European stocks hit record highs on first trading day in 2022 | Stock markets
European stocks hit record highs on day one of trading in 2022, with markets betting on a steady economic recovery despite the growing number of Covid-19 cases caused by the Omicron variant.
The European benchmark stock index, the Stoxx 600, hit a record intraday high of 491.73 points on Monday, surpassing its November high of 490.58, as global oil and stock markets rose. It then closed at 489.99, up 0.45%.
The Stoxx 600 jumped 22.4% last year, its second best annual performance in more than a decade, after the global rollout of Covid-19 vaccines and government stimulus spending encouraged investors to reinvest money in the markets.
The share price of airlines Lufthansa and Air France KLM were two of the biggest climbers in European stock markets after Citi analysts predicted that reopening travel routes to Asia could help bolster the market. besieged travel sector. Lufthansa shares rose by almost 8.9% to â¬ 6.73 per share and Air France KLM by 4.9% to â¬ 4.06.
Europe’s record start to the new year paved the way for US markets to continue their recovery in late 2021. The opening of the S&P 500 index, which climbed a record 47.7% on the year latest, was bolstered by a 9% jump in Tesla stock after the company’s quarterly shipments beat expectations.
In another boost to U.S. markets, global oil prices, which last year posted their biggest annual increase since at least 2016, resumed their ascent to $ 80 a barrel as fears surfaced at the end of the day. of last year regarding the impact of the Omicron variant wore off.
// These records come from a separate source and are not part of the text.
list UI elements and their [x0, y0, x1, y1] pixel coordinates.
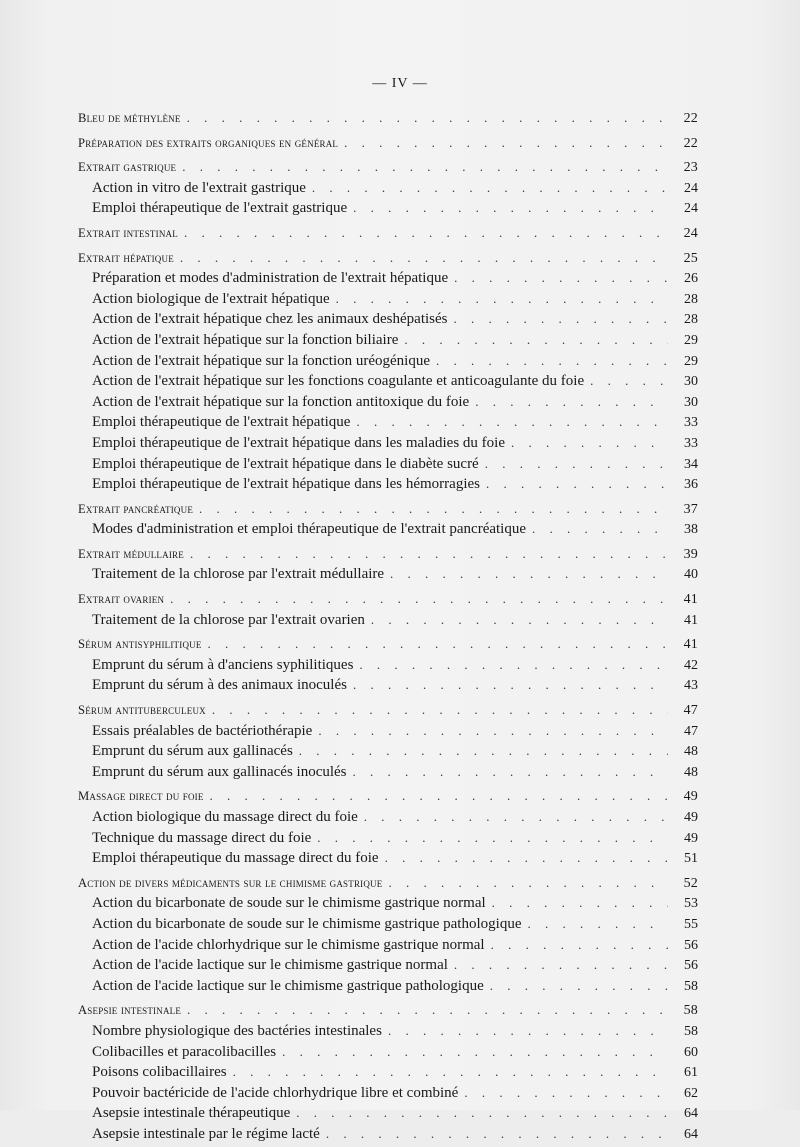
toc-entry-title: Emprunt du sérum à d'anciens syphilitiques: [92, 656, 354, 673]
dot-leader: [312, 180, 668, 196]
toc-entry: [78, 1105, 698, 1126]
toc-entry-title: Action de l'acide lactique sur le chimisme gastrique normal: [92, 957, 448, 974]
toc-entry-title: Action de l'extrait hépatique sur la fonction uréogénique: [92, 352, 431, 369]
dot-leader: [353, 764, 668, 780]
toc-entry: [78, 456, 698, 477]
toc-page-number: 33: [684, 435, 698, 451]
toc-page-number: 22: [683, 111, 698, 126]
toc-page-number: 24: [683, 225, 698, 241]
toc-page-number: 48: [684, 764, 698, 780]
toc-entry: [78, 332, 698, 353]
toc-entry-title: Emploi thérapeutique de l'extrait gastrique: [92, 200, 348, 217]
toc-entry-title: Extrait gastrique: [78, 160, 177, 175]
toc-page-number: 29: [684, 332, 698, 348]
toc-entry-title: Technique du massage direct du foie: [92, 829, 312, 846]
toc-entry-title: Action in vitro de l'extrait gastrique: [92, 179, 306, 196]
toc-entry: [78, 723, 698, 744]
toc-entry-title: Action de l'extrait hépatique sur les fonctions coagulante et anticoagulante du foie: [92, 373, 585, 390]
toc-entry-title: Emploi thérapeutique du massage direct du foie: [92, 850, 379, 867]
toc-entry-title: Colibacilles et paracolibacilles: [92, 1043, 277, 1060]
dot-leader: [454, 957, 668, 973]
dot-leader: [353, 200, 668, 216]
toc-entry: [78, 200, 698, 221]
dot-leader: [388, 1023, 668, 1039]
toc-entry-title: Asepsie intestinale: [78, 1003, 182, 1018]
dot-leader: [180, 250, 668, 266]
toc-entry-title: Emploi thérapeutique de l'extrait hépatique: [92, 414, 351, 431]
toc-entry-title: Action du bicarbonate de soude sur le chimisme gastrique pathologique: [92, 915, 522, 932]
dot-leader: [336, 291, 668, 307]
dot-leader: [199, 501, 668, 517]
toc-entry: [78, 612, 698, 633]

The price of oil helped stocks of US oil majors Chevron and ExxonMobil climb 1% each.
Rising market optimism globally has triggered a drop in the price of gold, which is considered a âsafe havenâ commodity during times of stock market volatility. The spot price of gold was on track for its biggest single-day percentage drop in more than a month on Monday afternoon after the price fell 1.6% to $ 1,798.97 the ounce.
The London Stock Exchange (LSE), which lagged behind European and American rivals by climbing 14.3% last year, was closed on Monday for the New Year’s holiday. The FTSE 100 has been criticized as “Old-fashioned” due to its dearth of tech companies and an overabundance of oil and banking stocks. It remained 6.5% below its May 2018 high last year, while the US, German and French markets all hit record highs.
Sean Darby, a global equities strategist at Jefferies, said: âAlthough the Covid-19 variants have permeated the global economy, 2021 has been the year of records with many exchanges closing at or near record highs, while inflows to equities surpassed their largest accumulation on record. Looking towards 2022, we expect volatility to increase. “
Global oil markets are also expected to face continued volatility over the coming year as traders balance the risk that the Omicron variant blocks a rebound in demand for transportation fuels, against uncertain supplies from larger companies. oil producers of the world.
The price of oil fell at the end of 2021 following the discovery of the new variant, from just over $ 85 per barrel in October to just under $ 70 per barrel a month ago. However, analysts believe Brent crude could be on track to hit $ 90 a barrel in the coming year as Covid-19 restrictions continue to decline.
Tamas Varga, of oil broker PVM, said: âInfection rates are on the rise around the world, restrictions are being introduced in several countries, the airline industry, among others, is suffering, but investor optimism is overwhelming. tangible.
âIt appears that the current strain is producing less severe symptoms than its predecessors, which may well help us get through wave four of the pandemic. ”
The rise in the price of oil is expected to cause further financial hardship for desperate households in the UK, which must contend with record high gasoline pump prices and further increases in the cost of gas and electricity bills In the coming months.
UK households and businesses can expect to be hit by the highest rate of inflation in a decade, due to rising raw material costs and continued disruption of global supply chains, after the consumer price index reached 5.1% in November. The Bank of England has said inflation could peak at around 6% in April – three times its target rate of 2% – as energy bills are expected to nearly double from record levels this winter.